Chapters 1-8 Analysis

The opening section of Chocolat establishes its main themes and characters. Harris gives important context immediately, in the first chapter’s subheading: “Shrove Tuesday,” a feast day that involves using up food before the fasting of Lent. Using this as a chapter title establishes that the themes of Pleasure Versus Denial and The Importance of Spirituality form a key part of the story’s framework. Vianne and Anouk sharing a galette and enjoying the mystical carnival characters, including the witch, encapsulate Vianne’s attitude toward food and magic. She embraces them and is passing this on to her daughter, introducing the theme of Intergenerational Influences.

Harris’s first-person narration begins with Vianne’s point of view. Because she is a stranger to the village, she experiences it for the first time, becoming a proxy for the reader. This aims to evoke sympathy for Vianne and allows Harris to introduce the village and its inhabitants from scratch. Harris drip-feeds information about characters and context, building the world gradually to heighten curiosity and tension. In the first chapter, Vianne notices several villagers: Josephine, Muscat, Guillaume, and Reynaud. She does not know their names yet but picks up on key characteristics that form anchors for the exposition and development of their characters. She notices Josephine’s “square, unhappy face” and Muscat’s “barely restrained aggression” (19), and she sees Guillaume’s complex feelings toward his dog. Harris also creates an immediate sense of tension through Vianne’s description of Reynaud, foreshadowing how their relationship will develop—he has the “measuring, feline look of one who is uncertain of his territory” (21), immediately establishing him as an antagonist who is in opposition to Vianne. He also displays “uncertain[ty]” rather than malice, suggesting that his stance will waver and change.

When Harris introduces Reynaud’s point of view in Chapter 3, his description of confessional provides further indirect characterization. She builds a picture of the web of interpersonal politics at the heart of the village community and offers clues about its inhabitants, again mirroring Vianne’s experiences as a newcomer. Harris also introduces a significant mystery: Though Reynaud addresses a man as father and he is clearly unresponsive, in an institutional setting, it is ambiguous exactly who his père is, where he is, and why he is there. This creates suspense and makes Reynaud appear as a distant figure, in contrast to Vianne.
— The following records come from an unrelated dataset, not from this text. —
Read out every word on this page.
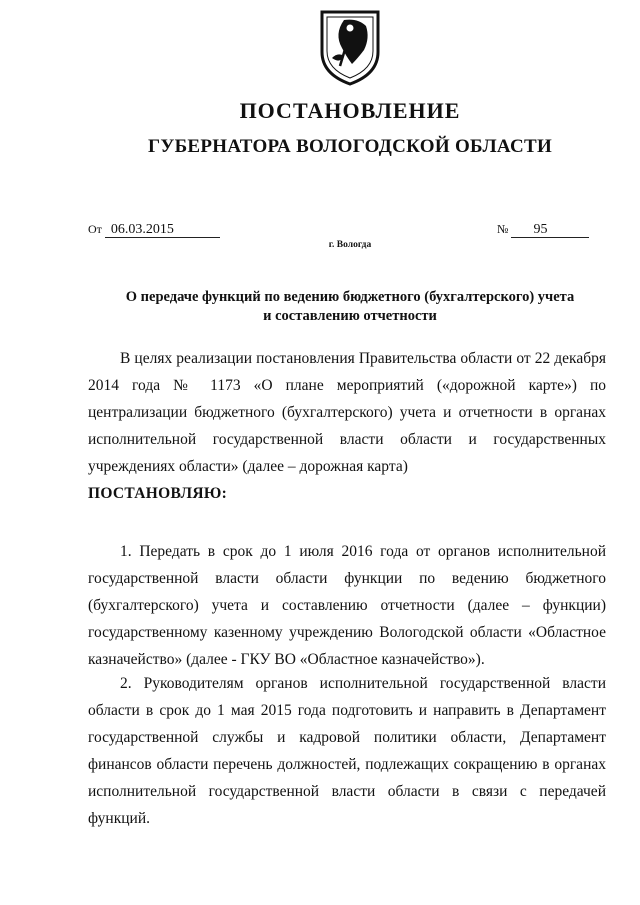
ПОСТАНОВЛЕНИЕ
ГУБЕРНАТОРА ВОЛОГОДСКОЙ ОБЛАСТИ
От 06.03.2015	№ 95
г. Вологда
О передаче функций по ведению бюджетного (бухгалтерского) учета
и составлению отчетности
В целях реализации постановления Правительства области от 22 декабря 2014 года № 1173 «О плане мероприятий («дорожной карте») по централизации бюджетного (бухгалтерского) учета и отчетности в органах исполнительной государственной власти области и государственных учреждениях области» (далее – дорожная карта)
ПОСТАНОВЛЯЮ:
1. Передать в срок до 1 июля 2016 года от органов исполнительной государственной власти области функции по ведению бюджетного (бухгалтерского) учета и составлению отчетности (далее – функции) государственному казенному учреждению Вологодской области «Областное казначейство» (далее - ГКУ ВО «Областное казначейство»).
2. Руководителям органов исполнительной государственной власти области в срок до 1 мая 2015 года подготовить и направить в Департамент государственной службы и кадровой политики области, Департамент финансов области перечень должностей, подлежащих сокращению в органах исполнительной государственной власти области в связи с передачей функций.
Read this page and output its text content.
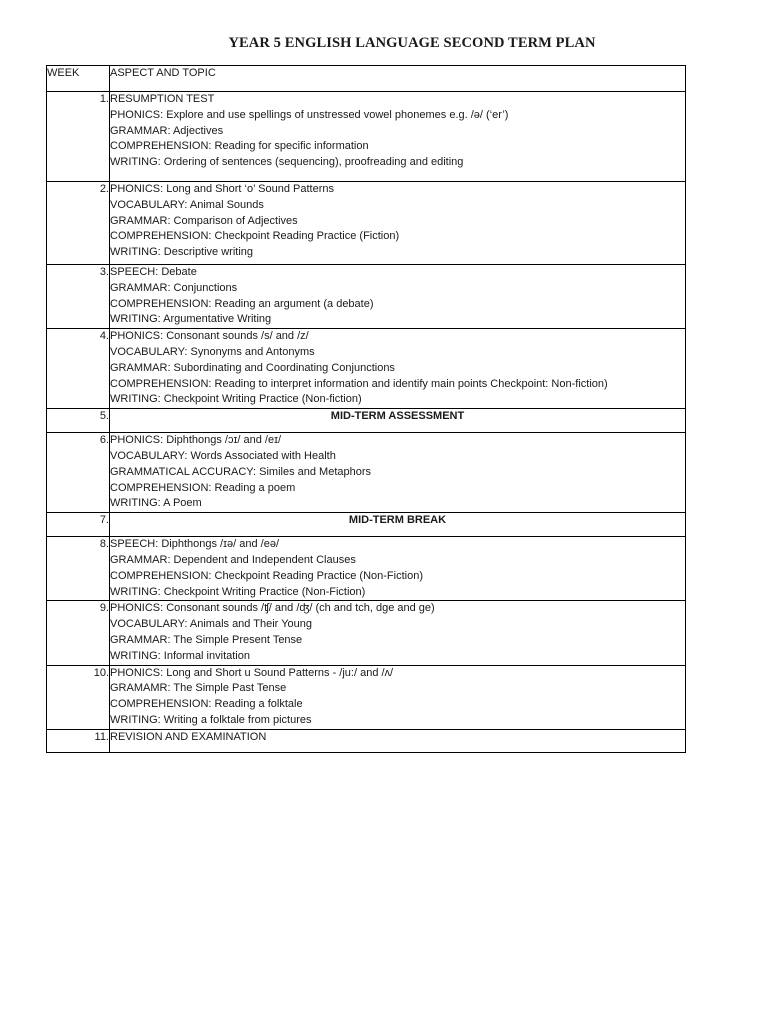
YEAR 5 ENGLISH LANGUAGE SECOND TERM PLAN
WEEK	ASPECT AND TOPIC
1.	RESUMPTION TEST
PHONICS: Explore and use spellings of unstressed vowel phonemes e.g. /ə/ (‘er’)
GRAMMAR: Adjectives
COMPREHENSION: Reading for specific information
WRITING: Ordering of sentences (sequencing), proofreading and editing

2.	PHONICS: Long and Short ‘o’ Sound Patterns
VOCABULARY: Animal Sounds
GRAMMAR: Comparison of Adjectives
COMPREHENSION: Checkpoint Reading Practice (Fiction)
WRITING: Descriptive writing

3.	SPEECH: Debate
GRAMMAR: Conjunctions
COMPREHENSION: Reading an argument (a debate)
WRITING: Argumentative Writing

4.	PHONICS: Consonant sounds /s/ and /z/
VOCABULARY: Synonyms and Antonyms
GRAMMAR: Subordinating and Coordinating Conjunctions
COMPREHENSION: Reading to interpret information and identify main points Checkpoint: Non-fiction)
WRITING: Checkpoint Writing Practice (Non-fiction)

5.	MID-TERM ASSESSMENT
6.	PHONICS: Diphthongs /ɔɪ/ and /eɪ/
VOCABULARY: Words Associated with Health
GRAMMATICAL ACCURACY: Similes and Metaphors
COMPREHENSION: Reading a poem
WRITING: A Poem

7.	MID-TERM BREAK
8.	SPEECH: Diphthongs /ɪə/ and /eə/
GRAMMAR: Dependent and Independent Clauses
COMPREHENSION: Checkpoint Reading Practice (Non-Fiction)
WRITING: Checkpoint Writing Practice (Non-Fiction)

9.	PHONICS: Consonant sounds /ʧ/ and /ʤ/ (ch and tch, dge and ge)
VOCABULARY: Animals and Their Young
GRAMMAR: The Simple Present Tense
WRITING: Informal invitation

10.	PHONICS: Long and Short u Sound Patterns - /ju:/ and /ʌ/
GRAMAMR: The Simple Past Tense
COMPREHENSION: Reading a folktale
WRITING: Writing a folktale from pictures

11.	REVISION AND EXAMINATION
Reynaud addresses this unresponsive character, whereas Vianne’s point of view forms an internal monologue that divulges personal information. Reynaud’s point of view also makes up only two of the first eight chapters, further adding to his mystery and making him a more distant first-person narrator than Vianne. His chapters are shorter than Vianne’s, giving him a clipped feel that reflects his cold, repressed social manner.
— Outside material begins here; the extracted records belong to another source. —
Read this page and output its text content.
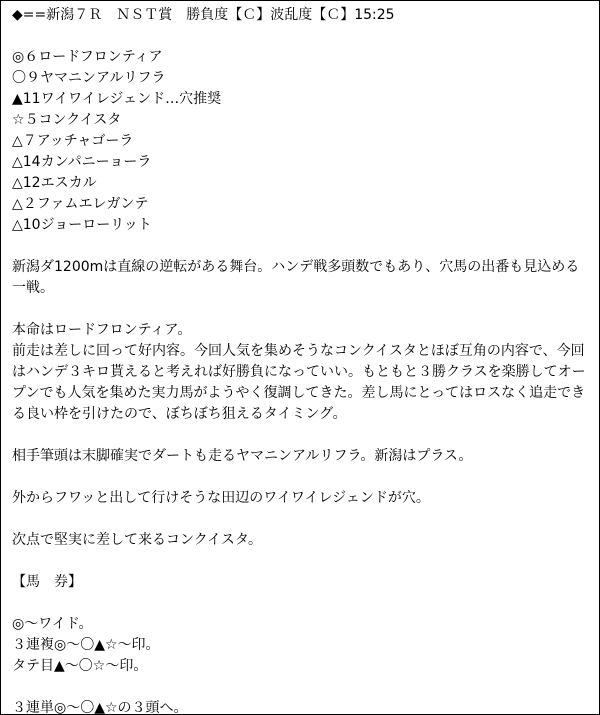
◆==新潟７Ｒ　ＮＳＴ賞　勝負度【Ｃ】波乱度【Ｃ】15:25
◎６ロードフロンティア
〇９ヤマニンアルリフラ
▲11ワイワイレジェンド…穴推奨
☆５コンクイスタ
△７アッチャゴーラ
△14カンパニーョーラ
△12エスカル
△２ファムエレガンテ
△10ジョーローリット
新潟ダ1200mは直線の逆転がある舞台。ハンデ戦多頭数でもあり、穴馬の出番も見込める一戦。
本命はロードフロンティア。
前走は差しに回って好内容。今回人気を集めそうなコンクイスタとほぼ互角の内容で、今回はハンデ３キロ貰えると考えれば好勝負になっていい。もともと３勝クラスを楽勝してオープンでも人気を集めた実力馬がようやく復調してきた。差し馬にとってはロスなく追走できる良い枠を引けたので、ぼちぼち狙えるタイミング。
相手筆頭は末脚確実でダートも走るヤマニンアルリフラ。新潟はプラス。
外からフワッと出して行けそうな田辺のワイワイレジェンドが穴。
次点で堅実に差して来るコンクイスタ。
【馬　券】
◎～ワイド。
３連複◎～〇▲☆～印。
タテ目▲～〇☆～印。
３連単◎～〇▲☆の３頭へ。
Nevertheless, Vianne’s background is also left ambiguous, creating an air of mystery around her too. She thinks, “[O]n the lease document I am Vianne Rocher, the signature a hieroglyph that could mean anything” (22). Despite this sense of mystery, Vianne’s sections explicitly explore and recall her history, discussing her mother at length in Chapter 7. This develops the theme of Intergenerational Influences, establishing Vianne’s mother as a major force in her life. Reynaud, in contrast, only references his and his père’s history briefly in this first section, hinting at his repression of the past. However, through Reynaud addressing himself directly to his père, Harris shows the continued centrality of this figure in Reynaud’s life. She therefore suggests Vianne and Reynaud’s different attitudes toward their parental figures and their narratives that have shaped them: Reynaud is repressed by his, whereas Vianne seeks to find her own agency and meaning by engaging with her past.